Durham 245 (Stoneman 96, Anyon 4-87) and 268 for 8 dec (Mustard 73, Anyon 4-79) beat Sussex 112 (Onions 4-50) and 116 (Arshad 3-18, Claydon 3-31, Onions 3-38) by 285 runs

After handsome victories over their closest rivals in consecutive games, who would say that Durham do not deserve to be champions? They are in pole position now, this win taking them 14.5 points clear of Yorkshire at the top of the Division One table with three matches to go.

The race is not done yet. Should Yorkshire bounce back when they test Sussex's fragile confidence at Hove next week and Durham come unstuck in the face of Derbyshire's spirited survival bid, it could all change again. Yet there is something about the skill and enthusiasm propelling this young Durham squad that makes Yorkshire's claim seem less compelling.

Durham had this wrapped up before tea, on the third day no less, as Sussex fell away woefully, lacking self-belief with so many absentees. It will be recorded among Sussex's heaviest defeats after the statistic emerged that their combined total of runs - 228 - was their lowest in a single match since 1926.

That should not take away from Durham's achievement, given that they were not without their own problems, losing Ben Stokes to England and with Callum Thorp, Mark Wood and Jamie Harrison unavailable through injury. Mitch Claydon had to return from Kent, where his loan is now the prelude to a permanent move for next season, to make up the numbers; Usman Arshad, 20, had played only one previous first-class match, although you would never have guessed.

Paul Collingwood, meanwhile, appears to be their ideal captain, with the authority born of his long international career, feeding off their enthusiasm but bringing a calming influence when necessary, ensuring everyone remembers his role. His record since he took the reins from Phil Mustard last year, at a time when relegation looked possible, is 12 wins from 19 matches.

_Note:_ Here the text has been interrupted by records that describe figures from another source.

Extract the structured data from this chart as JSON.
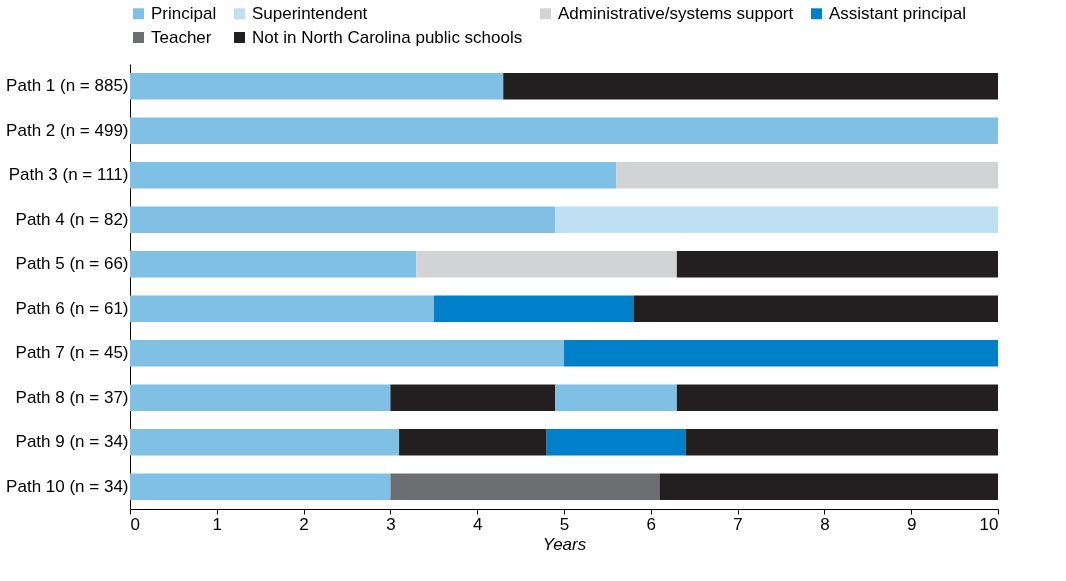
{
  "chart_data": {
    "type": "bar",
    "orientation": "horizontal",
    "stacked": true,
    "xlabel": "Years",
    "legend": "top right",
    "grid": false,
    "xlim": [
      0,
      10
    ],
    "xticks": [
      0,
      1,
      2,
      3,
      4,
      5,
      6,
      7,
      8,
      9,
      10
    ],
    "categories": [
      "Path 1 (n = 885)",
      "Path 2 (n = 499)",
      "Path 3 (n = 111)",
      "Path 4 (n = 82)",
      "Path 5 (n = 66)",
      "Path 6 (n = 61)",
      "Path 7 (n = 45)",
      "Path 8 (n = 37)",
      "Path 9 (n = 34)",
      "Path 10 (n = 34)"
    ],
    "series": [
      {
        "name": "Principal",
        "color": "#80c0e4",
        "values": [
          4.3,
          10,
          5.6,
          4.9,
          3.3,
          3.5,
          5.0,
          3.0,
          3.1,
          3.0
        ]
      },
      {
        "color": "#231f20",
        "values": [
          null,
          null,
          null,
          null,
          null,
          null,
          null,
          1.9,
          1.7,
          null
        ]
      },
      {
        "color": "#80c0e4",
        "values": [
          null,
          null,
          null,
          null,
          null,
          null,
          null,
          1.4,
          null,
          null
        ]
      },
      {
        "name": "Superintendent",
        "color": "#bfe0f2",
        "values": [
          null,
          null,
          null,
          5.1,
          null,
          null,
          null,
          null,
          null,
          null
        ]
      },
      {
        "name": "Administrative/systems support",
        "color": "#d1d3d4",
        "values": [
          null,
          null,
          4.4,
          null,
          3.0,
          null,
          null,
          null,
          null,
          null
        ]
      },
      {
        "name": "Assistant principal",
        "color": "#0080c8",
        "values": [
          null,
          null,
          null,
          null,
          null,
          2.3,
          5.0,
          null,
          1.6,
          null
        ]
      },
      {
        "name": "Teacher",
        "color": "#6d6e71",
        "values": [
          null,
          null,
          null,
          null,
          null,
          null,
          null,
          null,
          null,
          3.1
        ]
      },
      {
        "name": "Not in North Carolina public schools",
        "color": "#231f20",
        "values": [
          5.7,
          null,
          null,
          null,
          3.7,
          4.2,
          null,
          3.7,
          3.6,
          3.9
        ]
      }
    ]
  }
}
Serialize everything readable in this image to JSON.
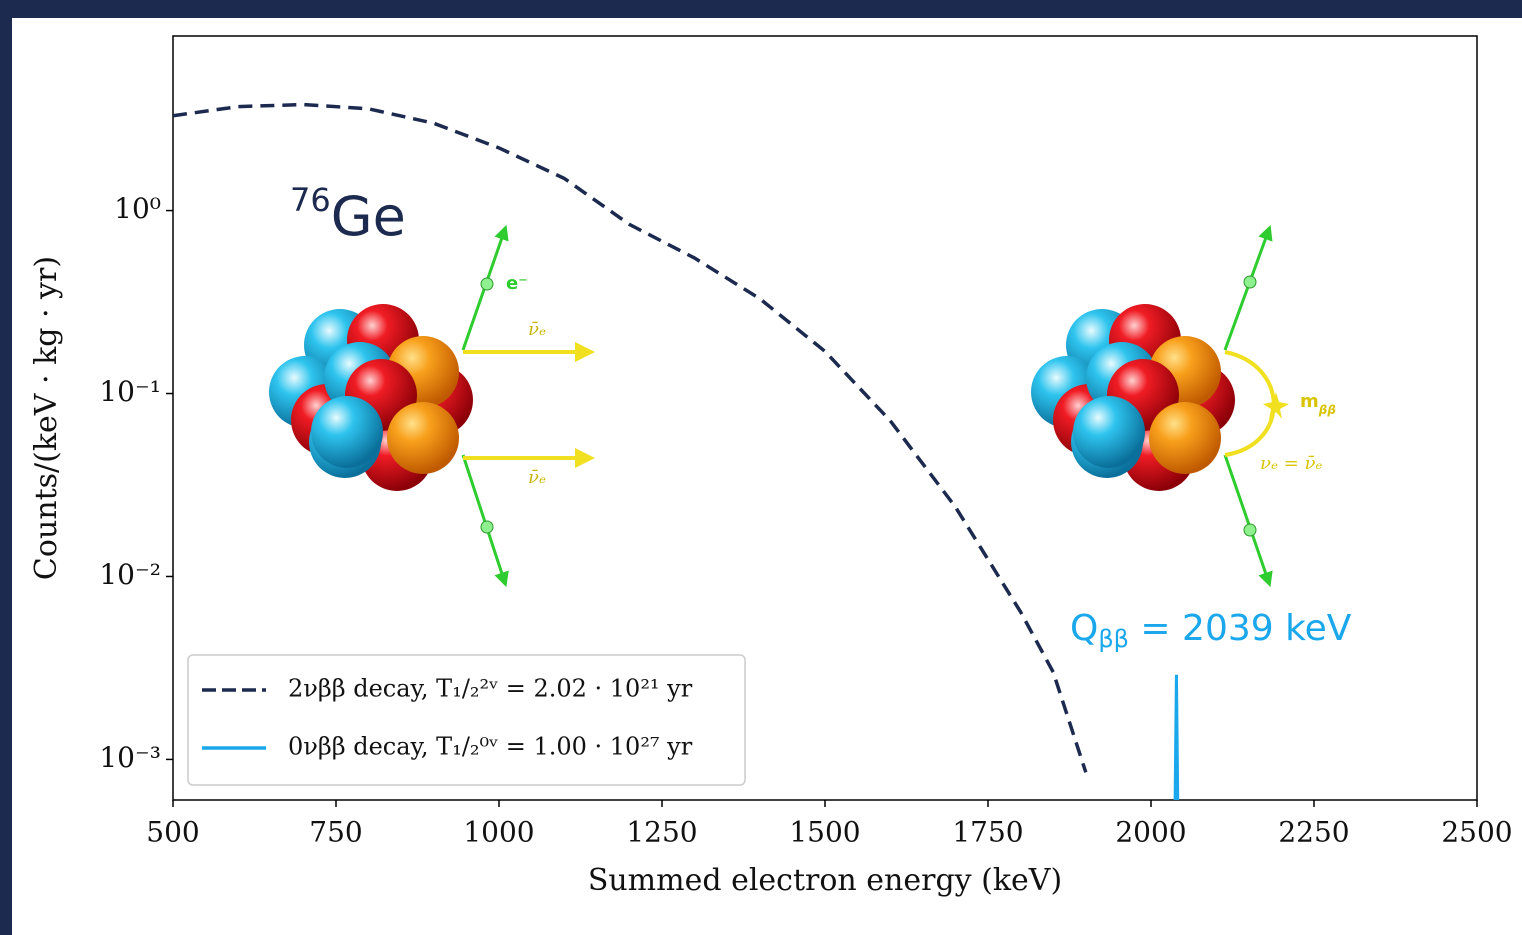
{
  "chart_data": {
    "type": "line",
    "x_label": "Summed electron energy (keV)",
    "y_label": "Counts/(keV · kg · yr)",
    "xlim": [
      500,
      2500
    ],
    "xticks": [
      500,
      750,
      1000,
      1250,
      1500,
      1750,
      2000,
      2250,
      2500
    ],
    "ylim": [
      0.0006,
      9
    ],
    "y_scale": "log",
    "yticks": [
      {
        "value": 1,
        "label": "10⁰"
      },
      {
        "value": 0.1,
        "label": "10⁻¹"
      },
      {
        "value": 0.01,
        "label": "10⁻²"
      },
      {
        "value": 0.001,
        "label": "10⁻³"
      }
    ],
    "legend": "lower left",
    "series": [
      {
        "name": "2νββ decay, T₁/₂²ᵛ = 2.02 · 10²¹ yr",
        "color": "#1b2a4e",
        "dash": true,
        "x": [
          500,
          600,
          700,
          800,
          900,
          1000,
          1100,
          1200,
          1300,
          1400,
          1500,
          1600,
          1700,
          1800,
          1850,
          1900
        ],
        "values": [
          3.3,
          3.7,
          3.8,
          3.6,
          3.0,
          2.2,
          1.5,
          0.84,
          0.55,
          0.33,
          0.17,
          0.071,
          0.024,
          0.0064,
          0.003,
          0.00085
        ]
      },
      {
        "name": "0νββ decay, T₁/₂⁰ᵛ = 1.00 · 10²⁷ yr",
        "color": "#1aa7ec",
        "dash": false,
        "x": [
          2037,
          2039,
          2041
        ],
        "values": [
          0.0006,
          0.0029,
          0.0006
        ]
      }
    ],
    "isotope": {
      "mass": "76",
      "symbol": "Ge"
    },
    "q_label": {
      "main": "Q",
      "sub": "ββ",
      "rest": " = 2039 keV"
    },
    "diagram_labels": [
      "e⁻",
      "ν̄ₑ",
      "ν̄ₑ",
      "m",
      "ββ",
      "νₑ = ν̄ₑ"
    ]
  }
}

It was his judgment that decided Durham should bat on a little longer in their second innings, even though there were plenty of Sussex doubters who felt he could have comfortably declared mid-afternoon on Wednesday. But having had his fingers burned earlier in the season, when Yorkshire knocked off 335 to win rather comfortably, he was taking no chances. That was his reasoning when he declared 40 minutes into the morning session, just after the lead had passed 400.

Spread over 181 overs, which in theory it might have been, the target almost does not seem that much, although history shows that few teams dismissed so easily in the first innings can shed their cares in the second, at least not to the extent of making 400 to win.

So, more realistically, the game was about Durham taking 10 wickets ahead of a forecast change in the weather. When Graham Onions claimed the first with only his third ball as Luke Wells edged to second slip, it looked unlikely to take long.

Chris Nash and Michael Yardy, the two most experienced batsmen, dug in, as was their duty in the circumstances, and for the next 15 overs, with the ball swinging negligibly under clear skies, Durham could make no further inroads. Then, just before lunch, after conceding nine runs from his first five balls, Claydon came round the wicket to Yardy, who shuffled into the ball, bowled with fuller length, and was leg-before.

Nash departed soon after lunch, again lbw to Claydon, and the next hour and 40 minutes played out in spectacular fashion. Rory Hamilton-Brown, who seemed to push forward ahead of the ball's arrival, edged to Phil Mustard and Claydon had his third wicket, his sixth of the match.

Now Arshad, who had earlier composed an impressive 34, supporting Mustard in adding quick runs, came into his own with the ball, moving one away to have Joe Gatting caught behind, then dismissing Harry Finch and Will Beer with successive balls to be on a hat-trick that saw Steve Magoffin surrounded by Durham fielders.

Magoffin lived to strike a few more blows before falling to Onions, aided by a fine catch by Keaton Jennings at backward point, and the same bowler wrapped things up after Chris Rushworth had removed Ben Brown. Onions claimed seven from a match in which he was not even at his best, after his injury lay-off.

"We had to look over our shoulder in terms of weather and the declaration after what happened earlier in the season because I felt the wicket was flattening out yesterday afternoon," Collingwood said. "I felt I had to get a few more runs on the board just in case the weather did not come tomorrow.

"In the event we had some outstanding performances. For Usman Arshad to come into the side and show the maturity and the skill level he had was fantastic - at times I did not have to captain him. And he looked really good with the bat too.

"And Mitch Claydon to answer the call and make a 600-mile round trip and put his heart and soul into his performance like that - it just shows what spirit there is in that dressing room. He is as pleased as anyone."

Collingwood's responsibility now is to pass on a little more experience as Durham look to stay in front. "I don't think it changes the way we go about our games, the fact that we the leaders now," he said. "We have a good strategy based on four seamers building a lot of pressure and we have shown we can adapt to all conditions and all wickets, not just the ones at the Riverside. I don't think we are going to get scared of the opportunity that we have got."